Faults exhibit different permeability from the host rock. A fault zone comprises a fault core, where the rock is highly comminuted, a surrounding damage zone characterized by an extensive crack network, and the host rock, which remains largely unaffected by faulting. While the fault core generally exhibits low permeability, the damage zone can display relatively high permeability due to its dense crack network. Therefore, a comprehensive understanding of fault permeability necessitates a detailed investigation of the internal structure of fault zones, particularly the characteristics of crack networks within the damage zone. One key factor affecting fault zone structure, especially crack network in the damage zone, is the crack distribution in the host rock. To investigate how this factor affects the induced crack network, Kikuchi et al. (2021) conducted axial deformation experiments on sandstone under confining pressure and analyzed pre- and post-deformation crack distributions. To evaluate the crack distribution, Kikuchi et al. (2021) manually detected densities of intragranular cracks in quartz, but this method is subjective, labor-intensive, and lacks consistency (Yamane & Chun, 2019). To address these issues, this study attempts to adapt image processing and machine learning. Previous studies on crack detections using image processing and machine learning mainly targeted cracks in rock surfaces or artificial structures (e.g. Gharineiat et al., 2022), whereas this study focuses on intragranular cracks, of which detection requires precise differentiation from grain boundaries. Few studies have specifically addressed intra-grain cracks, and established methods are limited. This study aims to develop an automated detection method for intra-grain cracks in quartz from thin-section images of sandstone using image processing and machine learning.
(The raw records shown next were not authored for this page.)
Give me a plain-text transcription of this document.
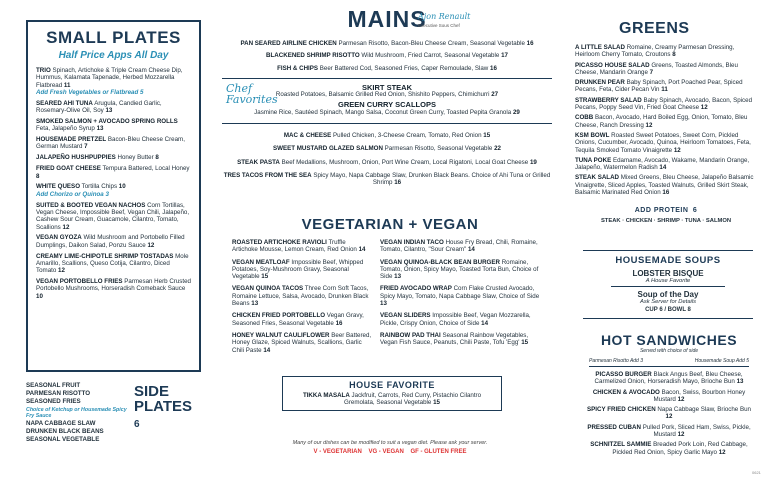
SMALL PLATES
Half Price Apps All Day
TRIO Spinach, Artichoke & Triple Cream Cheese Dip, Hummus, Kalamata Tapenade, Herbed Mozzarella Flatbread 11
Add Fresh Vegetables or Flatbread 5
SEARED AHI TUNA Arugula, Candied Garlic, Rosemary-Olive Oil, Soy 13
SMOKED SALMON + AVOCADO SPRING ROLLS Feta, Jalapeño Syrup 13
HOUSEMADE PRETZEL Bacon-Bleu Cheese Cream, German Mustard 7
JALAPEÑO HUSHPUPPIES Honey Butter 8
FRIED GOAT CHEESE Tempura Battered, Local Honey 8
WHITE QUESO Tortilla Chips 10
Add Chorizo or Quinoa 3
SUITED & BOOTED VEGAN NACHOS Corn Tortillas, Vegan Cheese, Impossible Beef, Vegan Chili, Jalapeño, Cashew Sour Cream, Guacamole, Cilantro, Tomato, Scallions 12
VEGAN GYOZA Wild Mushroom and Portobello Filled Dumplings, Daikon Salad, Ponzu Sauce 12
CREAMY LIME-CHIPOTLE SHRIMP TOSTADAS Mole Amarillo, Scallions, Queso Cotija, Cilantro, Diced Tomato 12
VEGAN PORTOBELLO FRIES Parmesan Herb Crusted Portobello Mushrooms, Horseradish Comeback Sauce 10
SEASONAL FRUIT
PARMESAN RISOTTO
SEASONED FRIES
Choice of Ketchup or Housemade Spicy Fry Sauce
NAPA CABBAGE SLAW
DRUNKEN BLACK BEANS
SEASONAL VEGETABLE
SIDE PLATES
6
MAINS
Ajon Renault
Executive Sous Chef
PAN SEARED AIRLINE CHICKEN Parmesan Risotto, Bacon-Bleu Cheese Cream, Seasonal Vegetable 16
BLACKENED SHRIMP RISOTTO Wild Mushroom, Fried Carrot, Seasonal Vegetable 17
FISH & CHIPS Beer Battered Cod, Seasoned Fries, Caper Remoulade, Slaw 16
Chef Favorites
SKIRT STEAK
Roasted Potatoes, Balsamic Grilled Red Onion, Shishito Peppers, Chimichurri 27
GREEN CURRY SCALLOPS
Jasmine Rice, Sautéed Spinach, Mango Salsa, Coconut Green Curry, Toasted Pepita Granola 29
MAC & CHEESE Pulled Chicken, 3-Cheese Cream, Tomato, Red Onion 15
SWEET MUSTARD GLAZED SALMON Parmesan Risotto, Seasonal Vegetable 22
STEAK PASTA Beef Medallions, Mushroom, Onion, Port Wine Cream, Local Rigatoni, Local Goat Cheese 19
TRES TACOS FROM THE SEA Spicy Mayo, Napa Cabbage Slaw, Drunken Black Beans. Choice of Ahi Tuna or Grilled Shrimp 16
VEGETARIAN + VEGAN
ROASTED ARTICHOKE RAVIOLI Truffle Artichoke Mousse, Lemon Cream, Red Onion 14
VEGAN MEATLOAF Impossible Beef, Whipped Potatoes, Soy-Mushroom Gravy, Seasonal Vegetable 15
VEGAN QUINOA TACOS Three Corn Soft Tacos, Romaine Lettuce, Salsa, Avocado, Drunken Black Beans 13
CHICKEN FRIED PORTOBELLO Vegan Gravy, Seasoned Fries, Seasonal Vegetable 16
HONEY WALNUT CAULIFLOWER Beer Battered, Honey Glaze, Spiced Walnuts, Scallions, Garlic Chili Paste 14
VEGAN INDIAN TACO House Fry Bread, Chili, Romaine, Tomato, Cilantro, "Sour Cream" 14
VEGAN QUINOA-BLACK BEAN BURGER Romaine, Tomato, Onion, Spicy Mayo, Toasted Torta Bun, Choice of Side 13
FRIED AVOCADO WRAP Corn Flake Crusted Avocado, Spicy Mayo, Tomato, Napa Cabbage Slaw, Choice of Side 13
VEGAN SLIDERS Impossible Beef, Vegan Mozzarella, Pickle, Crispy Onion, Choice of Side 14
RAINBOW PAD THAI Seasonal Rainbow Vegetables, Vegan Fish Sauce, Peanuts, Chili Paste, Tofu 'Egg' 15
HOUSE FAVORITE
TIKKA MASALA Jackfruit, Carrots, Red Curry, Pistachio Cilantro Gremolata, Seasonal Vegetable 15
Many of our dishes can be modified to suit a vegan diet. Please ask your server.
V - VEGETARIAN    VG - VEGAN    GF - GLUTEN FREE
GREENS
A LITTLE SALAD Romaine, Creamy Parmesan Dressing, Heirloom Cherry Tomato, Croutons 8
PICASSO HOUSE SALAD Greens, Toasted Almonds, Bleu Cheese, Mandarin Orange 7
DRUNKEN PEAR Baby Spinach, Port Poached Pear, Spiced Pecans, Feta, Cider Pecan Vin 11
STRAWBERRY SALAD Baby Spinach, Avocado, Bacon, Spiced Pecans, Poppy Seed Vin, Fried Goat Cheese 12
COBB Bacon, Avocado, Hard Boiled Egg, Onion, Tomato, Bleu Cheese, Ranch Dressing 12
KSM BOWL Roasted Sweet Potatoes, Sweet Corn, Pickled Onions, Cucumber, Avocado, Quinoa, Heirloom Tomatoes, Feta, Tequila Smoked Tomato Vinaigrette 12
TUNA POKE Edamame, Avocado, Wakame, Mandarin Orange, Jalapeño, Watermelon Radish 14
STEAK SALAD Mixed Greens, Bleu Cheese, Jalapeño Balsamic Vinaigrette, Sliced Apples, Toasted Walnuts, Grilled Skirt Steak, Balsamic Marinated Red Onion 16
ADD PROTEIN 6
STEAK · CHICKEN · SHRIMP · TUNA · SALMON
HOUSEMADE SOUPS
LOBSTER BISQUE
A House Favorite
Soup of the Day
Ask Server for Details
CUP 6 / BOWL 8
HOT SANDWICHES
Served with choice of side
Parmesan Risotto Add 3	Housemade Soup Add 5
PICASSO BURGER Black Angus Beef, Bleu Cheese, Carmelized Onion, Horseradish Mayo, Brioche Bun 13
CHICKEN & AVOCADO Bacon, Swiss, Bourbon Honey Mustard 12
SPICY FRIED CHICKEN Napa Cabbage Slaw, Brioche Bun 12
PRESSED CUBAN Pulled Pork, Sliced Ham, Swiss, Pickle, Mustard 12
SCHNITZEL SAMMIE Breaded Pork Loin, Red Cabbage, Pickled Red Onion, Spicy Garlic Mayo 12
0621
The pre-deformation thin sections of sandstone from Rajasthan, India, previously analyzed by Kikuchi et al. (2021), were used for the analyses (quartz 68.2%, plagioclase 9.5%, orthoclase 18.2%, mica 0.7%, others 3.3%; data from Kochi Core Research Institute). The mineral grain size is approximately 0.02–0.1 mm. This study employs backscattered electron (BSE) images and secondary electron (SE) images obtained by scanning electron microscope (SEM), and cross-polarized optical microscope images to detect intra-grain cracks in quartz. The detection process involves the following steps. Step 1: adjustment of orientation, position and size of images. Images of the same subject obtained using SEM and optical microscope were aligned using affine transformation, of which matrix are estimated to match points in each image corresponding to each other. Step 2: detection of quartz regions. SEM-BSE images were segmented into regions corresponding to quartz, non-quartz, resin and opaque minerals via machine learning using Trainable Weka Segmentation (TWS) of Fiji. Step 3: detection of quartz grain boundaries. To enhance quartz grain boundaries, HSV color space conversion, thresholding, binarization, and edge detection were applied to cross-polarized optical microscope images. Step 4: detection of cracks and distinction from grain boundaries. Morphological operations were applied to SEM-SE images to detect cracks and grain boundaries, and the grain boundaries are eliminated by comparing with the results of Step 3.
In Step 2, the quartz detection achieved 79.25% accuracy and 81.17% precision. In Step 1, despite brightness and contrast differences among the images, reasonably accurate alignments were achieved by selecting suitable corresponding points. The errors on the alignment depended on selected points, and the appropriate selection reduced the errors. For Steps 3 and 4, crack detections were tested using simulated images instead of actual SEM and polarized microscope images. Some grain boundaries were misidentified as cracks, possibly due to tonal information loss in Step 3 during binarization.